Click here to listen to the broadcast of You Tell Me on KTBB AM 600, Friday, March 16, 2012.

According to a story on CBS TV Channel 3 in Philadelphia, some city buildings could soon be shut down in Trenton, New Jersey because of a toilet paper shortage. According to Harold Hall, the city’s public works director, they’re down to 15 rolls at city hall. The city council in the cash-strapped town voted down a resolution to authorize the purchase of more toilet paper because included in the bid was a supply of paper cups that the council doesn’t think the city can afford.

So Trenton’s public works director said, in effect, “Blow off the cups.” The city’s legal department said, in effect, “We can’t. The cups are part of a bid and in order to change the bid, the process of awarding it must start all over.”

So for those with business at city hall the choices are hold it or drip dry or…well, you know.

Trenton is a city of only 85,000 and yet it is a.) broke and b.) so bureaucratically hidebound that it can’t readily decide to not buy something; in this case paper cups.

Thus the purchase of a simple commodity like toilet paper is more than the state capital of the 11th most populous state in the union can manage in a timely fashion.

Forgive me if I persist in bringing you these stories but persist I must. I feel a profound obligation to point out, at every opportunity, how faith in government as protector and provider is misplaced. Every time I hear one of these stories I want to say to my liberal friends, “See? Government doesn’t work very well. It can’t buy toilet paper, for crying out loud. How can government take care of your health and see to your every temporal need if it can’t even buy toilet paper for a small-town city hall?”

If you think I’m just picking an aberrational story and using it in an opportunistic way to support my prejudices, fine. But humor me for just a minute anyway.

Try to imagine the bureaucratic gridlock of a city of fewer than 100,000 trying to procure toilet paper for a few city buildings scaled up to say, the size of the bureaucracy of an entire country trying to procure health care for 310 million citizens.

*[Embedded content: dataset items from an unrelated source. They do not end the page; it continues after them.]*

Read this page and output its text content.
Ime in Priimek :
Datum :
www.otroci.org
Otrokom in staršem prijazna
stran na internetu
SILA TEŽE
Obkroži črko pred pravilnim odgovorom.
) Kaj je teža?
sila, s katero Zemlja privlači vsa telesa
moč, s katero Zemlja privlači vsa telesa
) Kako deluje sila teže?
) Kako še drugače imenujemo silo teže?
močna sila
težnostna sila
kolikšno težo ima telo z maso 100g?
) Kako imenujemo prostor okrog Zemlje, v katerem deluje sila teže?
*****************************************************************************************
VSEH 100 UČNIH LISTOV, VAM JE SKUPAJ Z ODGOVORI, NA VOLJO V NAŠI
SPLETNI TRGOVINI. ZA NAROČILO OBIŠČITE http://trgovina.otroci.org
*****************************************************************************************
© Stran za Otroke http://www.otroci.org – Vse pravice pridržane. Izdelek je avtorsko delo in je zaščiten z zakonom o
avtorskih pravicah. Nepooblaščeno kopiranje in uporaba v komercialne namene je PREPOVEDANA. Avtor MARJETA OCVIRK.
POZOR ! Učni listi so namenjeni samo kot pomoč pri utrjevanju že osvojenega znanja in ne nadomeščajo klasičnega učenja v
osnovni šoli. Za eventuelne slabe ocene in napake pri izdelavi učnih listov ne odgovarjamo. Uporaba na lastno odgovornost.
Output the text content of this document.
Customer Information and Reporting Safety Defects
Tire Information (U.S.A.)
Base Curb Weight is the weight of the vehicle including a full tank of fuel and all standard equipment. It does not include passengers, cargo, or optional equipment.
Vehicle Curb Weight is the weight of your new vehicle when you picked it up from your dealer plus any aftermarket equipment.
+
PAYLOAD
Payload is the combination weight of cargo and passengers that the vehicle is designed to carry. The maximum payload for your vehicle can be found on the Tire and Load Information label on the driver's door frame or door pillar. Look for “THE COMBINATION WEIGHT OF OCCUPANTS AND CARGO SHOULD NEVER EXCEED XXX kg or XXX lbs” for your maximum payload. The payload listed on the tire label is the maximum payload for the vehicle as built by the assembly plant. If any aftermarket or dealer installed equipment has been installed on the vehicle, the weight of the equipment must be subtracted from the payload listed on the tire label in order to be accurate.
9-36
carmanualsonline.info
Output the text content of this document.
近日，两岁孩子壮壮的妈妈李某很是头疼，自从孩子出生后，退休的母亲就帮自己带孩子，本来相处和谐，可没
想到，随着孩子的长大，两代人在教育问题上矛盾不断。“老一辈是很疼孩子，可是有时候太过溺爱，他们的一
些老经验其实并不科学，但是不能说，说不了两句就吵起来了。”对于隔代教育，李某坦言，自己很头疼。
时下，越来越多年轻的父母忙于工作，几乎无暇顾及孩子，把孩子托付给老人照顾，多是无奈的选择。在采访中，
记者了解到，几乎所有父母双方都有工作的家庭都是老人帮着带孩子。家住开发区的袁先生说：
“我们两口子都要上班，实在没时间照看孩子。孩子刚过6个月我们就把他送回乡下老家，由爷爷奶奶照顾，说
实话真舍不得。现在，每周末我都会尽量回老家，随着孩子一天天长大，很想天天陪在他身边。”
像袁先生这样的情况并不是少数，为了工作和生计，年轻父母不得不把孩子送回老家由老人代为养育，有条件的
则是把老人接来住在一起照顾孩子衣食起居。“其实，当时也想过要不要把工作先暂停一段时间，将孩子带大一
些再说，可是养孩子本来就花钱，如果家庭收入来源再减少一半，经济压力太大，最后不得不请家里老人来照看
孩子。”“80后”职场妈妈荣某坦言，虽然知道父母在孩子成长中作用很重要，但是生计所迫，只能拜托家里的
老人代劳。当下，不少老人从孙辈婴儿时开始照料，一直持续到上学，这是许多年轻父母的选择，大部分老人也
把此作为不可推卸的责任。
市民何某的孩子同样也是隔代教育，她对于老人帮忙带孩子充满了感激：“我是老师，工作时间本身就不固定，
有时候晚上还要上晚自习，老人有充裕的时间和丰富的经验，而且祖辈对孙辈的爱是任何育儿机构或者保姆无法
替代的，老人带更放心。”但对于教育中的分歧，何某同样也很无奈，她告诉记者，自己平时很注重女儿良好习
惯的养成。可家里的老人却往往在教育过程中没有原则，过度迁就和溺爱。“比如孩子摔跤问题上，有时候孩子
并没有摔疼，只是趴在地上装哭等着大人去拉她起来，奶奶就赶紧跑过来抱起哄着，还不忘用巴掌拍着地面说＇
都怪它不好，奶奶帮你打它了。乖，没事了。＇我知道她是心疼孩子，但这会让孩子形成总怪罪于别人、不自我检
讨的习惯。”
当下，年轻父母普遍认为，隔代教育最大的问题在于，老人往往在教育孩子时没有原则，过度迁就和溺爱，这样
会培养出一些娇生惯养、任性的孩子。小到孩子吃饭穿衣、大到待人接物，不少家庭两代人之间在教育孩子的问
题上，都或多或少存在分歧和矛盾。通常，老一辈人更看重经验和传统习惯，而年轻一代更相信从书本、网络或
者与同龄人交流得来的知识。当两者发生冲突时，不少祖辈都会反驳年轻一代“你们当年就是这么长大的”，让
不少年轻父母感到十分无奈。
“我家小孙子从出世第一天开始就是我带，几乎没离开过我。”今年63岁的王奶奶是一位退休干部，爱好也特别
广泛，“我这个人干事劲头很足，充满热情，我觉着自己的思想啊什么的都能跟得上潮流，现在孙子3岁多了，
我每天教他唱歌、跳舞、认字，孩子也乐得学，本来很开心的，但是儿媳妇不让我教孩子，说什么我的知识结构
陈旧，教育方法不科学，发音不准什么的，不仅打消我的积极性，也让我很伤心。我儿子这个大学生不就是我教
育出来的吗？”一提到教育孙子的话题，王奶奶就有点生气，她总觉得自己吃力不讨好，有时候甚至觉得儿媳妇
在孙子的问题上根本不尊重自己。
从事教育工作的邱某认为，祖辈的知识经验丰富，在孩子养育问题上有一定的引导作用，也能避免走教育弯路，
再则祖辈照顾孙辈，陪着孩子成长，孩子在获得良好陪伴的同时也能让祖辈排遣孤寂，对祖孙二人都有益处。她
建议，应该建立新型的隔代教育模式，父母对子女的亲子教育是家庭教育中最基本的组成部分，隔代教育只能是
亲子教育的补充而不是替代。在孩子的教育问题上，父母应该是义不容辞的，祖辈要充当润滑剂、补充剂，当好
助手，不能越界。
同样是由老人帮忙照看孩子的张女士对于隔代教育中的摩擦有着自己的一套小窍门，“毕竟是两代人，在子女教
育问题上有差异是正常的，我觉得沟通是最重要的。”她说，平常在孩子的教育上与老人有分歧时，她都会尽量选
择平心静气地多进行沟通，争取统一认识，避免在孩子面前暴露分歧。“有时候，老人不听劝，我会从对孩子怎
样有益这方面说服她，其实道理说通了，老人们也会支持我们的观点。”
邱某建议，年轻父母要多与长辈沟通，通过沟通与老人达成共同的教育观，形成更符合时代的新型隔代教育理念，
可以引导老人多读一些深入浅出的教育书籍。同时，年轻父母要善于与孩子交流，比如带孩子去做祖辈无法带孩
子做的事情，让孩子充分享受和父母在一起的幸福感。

Imagine rather than the council of a cash-strapped city trying to afford toilet paper that it’s instead a federally-appointed panel of a cash-strapped nation trying to afford chemotherapy, statin drugs and mammograms. And beta blockers and pacemakers and insulin pumps. And MRI units and CT scanners and ultrasound machines. And colonoscopies, PSA tests and lipid panels. Imagine this panel wrestling with covering the costs of the millions upon millions of individual transactions that take place every day in an industry that comprises fully one sixth of the world’s largest economy.

Try to imagine the Byzantine processes of that bureaucracy. And then try to imagine that instead of merely being inconvenienced at city hall when visiting the loo, you are instead subjected to the anxiety of waiting for the bureaucrats to grant you access to the resources necessary to determine the exact nature of that lump in your breast or that cough that won’t go away.

Imagine that picture as vividly as you can and then hold that mental picture up alongside observable real-world experience. Consider Social Security that is paying out more than it is taking in. Visualize Medicare on the brink of financial collapse. See the reality of a postal system that will run out of cash by Halloween. Embrace the stark reality of VA hospitals that would embarrass a third world country. Take a ride on Amtrak. Go, if you dare, and transact business with any federal agency.

And then ask yourself; By what magic will nationalized health care in the United States — by far the biggest, most expensive and most complex social program in world history — turn out differently?